The 16-gene PGx panel detected genetic variants, i.e. non wildtype
genes, in 3.7 % (for DPYD) to 78.5 % (for ABCB1) of all patients.
CYP2D6, CYP2C19, CYP2C9 and TPMT variants are of particular interest
because they relate to drugs where PGx testing is classified as required
or recommended. Phenotype variants were detected for CYP2D6 in 50%,
CYP2C19 in 52%, CYP2C9 in 34% and TPMT in 5.9% of the study
population. Of note, Table 2 provides the numbers and proportions of all
patients with non-wildtype variants, but not all variants necessarily
have the same classification for all listed drugs. E.g. the number of
subjects with CYP2C19 variants in Table 2 refers to IM, PM as well as to
EM phenotypes, but for clopidogrel only the IM and PM phenotypes are
“actionable”.
Therefore, Table 3 presents a detailed analysis for each drug
that triggered PGx-testing including the number of patients with related
genetic variants. The additional columns present an analysis of the
clinical relevance of those variants. First, we present the number of
patients where SONOGEN XP recommends to consider a change of the drug
that triggered PGx testing. Second, we present the number of patients
where the subsequent clinical pharmacology expert evaluation recommended
a change of that trigger drug. Third, we present the number of patients
where the 16-gene PGx panel identified additional drug-gene variant
interactions in their current comedication.

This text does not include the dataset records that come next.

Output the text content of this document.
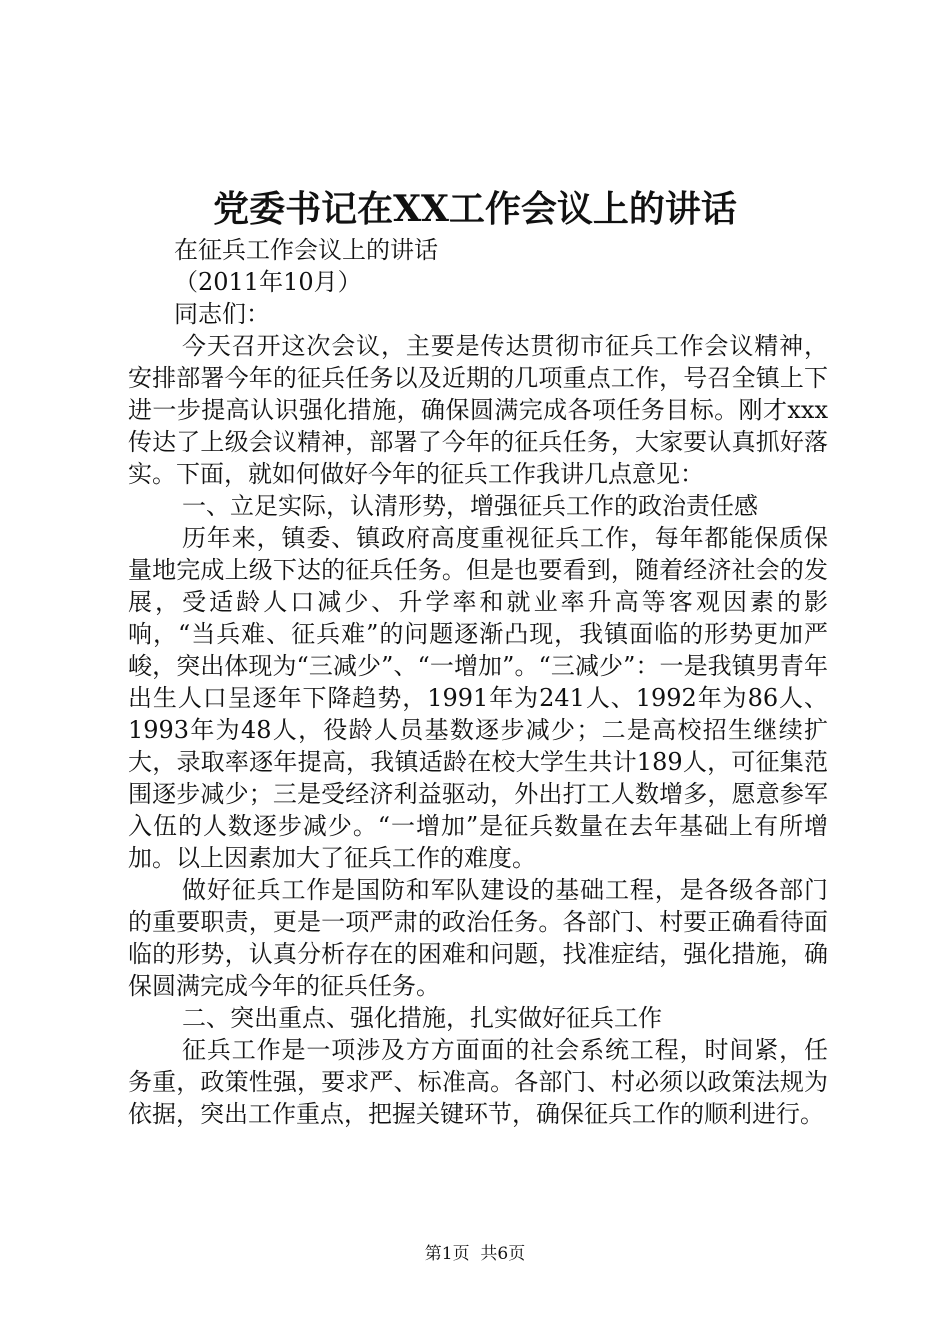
党委书记在XX工作会议上的讲话

在征兵工作会议上的讲话

（2011年10月）

同志们：

今天召开这次会议，主要是传达贯彻市征兵工作会议精神，安排部署今年的征兵任务以及近期的几项重点工作，号召全镇上下进一步提高认识强化措施，确保圆满完成各项任务目标。刚才xxx传达了上级会议精神，部署了今年的征兵任务，大家要认真抓好落实。下面，就如何做好今年的征兵工作我讲几点意见：

一、立足实际，认清形势，增强征兵工作的政治责任感

历年来，镇委、镇政府高度重视征兵工作，每年都能保质保量地完成上级下达的征兵任务。但是也要看到，随着经济社会的发展，受适龄人口减少、升学率和就业率升高等客观因素的影响，“当兵难、征兵难”的问题逐渐凸现，我镇面临的形势更加严峻，突出体现为“三减少”、“一增加”。“三减少”：一是我镇男青年出生人口呈逐年下降趋势，1991年为241人、1992年为86人、1993年为48人，役龄人员基数逐步减少；二是高校招生继续扩大，录取率逐年提高，我镇适龄在校大学生共计189人，可征集范围逐步减少；三是受经济利益驱动，外出打工人数增多，愿意参军入伍的人数逐步减少。“一增加”是征兵数量在去年基础上有所增加。以上因素加大了征兵工作的难度。

做好征兵工作是国防和军队建设的基础工程，是各级各部门的重要职责，更是一项严肃的政治任务。各部门、村要正确看待面临的形势，认真分析存在的困难和问题，找准症结，强化措施，确保圆满完成今年的征兵任务。

二、突出重点、强化措施，扎实做好征兵工作

征兵工作是一项涉及方方面面的社会系统工程，时间紧，任务重，政策性强，要求严、标准高。各部门、村必须以政策法规为依据，突出工作重点，把握关键环节，确保征兵工作的顺利进行。

第1页 共6页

Overall, among 102 patients with a drug-specific indication for PGx
testing, actionable variants for the triggering drugs were identified in
36 patients (35.3%) according to SONOGEN XP, and after clinical expert
evaluation including further patient-specific factors recommendations to
change PGx-triggering drugs were actually issued in 33 patients (32.4
%). The majority of these recommendations (19 patients) referred to
current therapy with clopidogrel.
Furthermore, the 16-gene PGx panel identified genetic variants that
related to the current comedication and led to “coincident” additional
clinical recommendations to adjust comedication in 23 out of 102
patients (22.5%) with a drug-specific indication for PGx testing, and
in 3 out of 33 patients (9.1%) with a screening indication.